18 Haziran 2018 Pazartesi

YEMEĞİN PARASI

 
Hoca Nasrettin’in Akşehir’de kadılık vazifesini yürütürken karşısına iki adam çıkmış. Birisi öteden beri cimriliği ile tanınmış bir aşçı, diğeri de boynu bükük bir fakir. Aşçı sözü almış :

– "Hocam demiş, ben bu adamdan davacıyım. Dükkanın önünde fasulye pişiriyordum. Tencerenin kenarından buğusu çıkıyordu yemeğin. Bu adam elinde somun ekmekle geldi. Kopardığı lokmaları yemeğin buğusuna tutup başladı atıştırmaya. Nihayet koca bir ekmeği bitirdi. Ondan fasulye buğusunun parasını istedim, vermedi."

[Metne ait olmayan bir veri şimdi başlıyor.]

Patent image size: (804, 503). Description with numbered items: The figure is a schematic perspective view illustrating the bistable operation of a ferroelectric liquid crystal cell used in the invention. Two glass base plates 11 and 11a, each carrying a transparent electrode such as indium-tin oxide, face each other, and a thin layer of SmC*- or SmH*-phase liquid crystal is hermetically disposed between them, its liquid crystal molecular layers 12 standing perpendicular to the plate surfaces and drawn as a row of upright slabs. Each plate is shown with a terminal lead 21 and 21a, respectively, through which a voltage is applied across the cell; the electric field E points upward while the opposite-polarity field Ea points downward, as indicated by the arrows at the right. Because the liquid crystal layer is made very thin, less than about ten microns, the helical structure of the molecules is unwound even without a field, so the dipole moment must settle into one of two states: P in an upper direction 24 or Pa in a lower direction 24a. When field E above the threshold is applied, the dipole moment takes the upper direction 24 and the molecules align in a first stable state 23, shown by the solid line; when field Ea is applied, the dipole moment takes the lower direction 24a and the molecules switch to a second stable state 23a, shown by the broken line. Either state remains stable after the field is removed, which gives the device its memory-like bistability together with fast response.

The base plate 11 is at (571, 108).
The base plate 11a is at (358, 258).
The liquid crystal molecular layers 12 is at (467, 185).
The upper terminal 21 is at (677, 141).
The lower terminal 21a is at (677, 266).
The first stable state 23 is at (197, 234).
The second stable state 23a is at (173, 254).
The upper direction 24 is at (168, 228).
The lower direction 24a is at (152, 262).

Nasrettin Hoca anlatılanları dikkatlice dinledikten sonra fakire dönüp :

– "Doğru mu bunlar ? "diye sormuş.

– "Evet, demiş " fakir adam.

– "Öyleyse para kesesini çıkar bakalım."

Zavallı fakir kadı efendiye karşı gelememiş. İçinde üç beş akçe bulunan para kesesini Nasrettin Hoca’ya uzatmış. Bu sefer aşçıyı çağırmış yanına. Keseyi kulağına yaklaştırarak şıngırdatmaya başlamış. Sonra da :

– "Haydi demiş aldın işte alacağını."

 Aşçı :

– "Nasıl olur? "diye şaşkınlığını belli etmiş. Paramı vermediniz henüz."

Hoca cevap vermiş :

– "Fazla uzatma, yemeğin buğusunu satan paranın da sesini alır elbet!"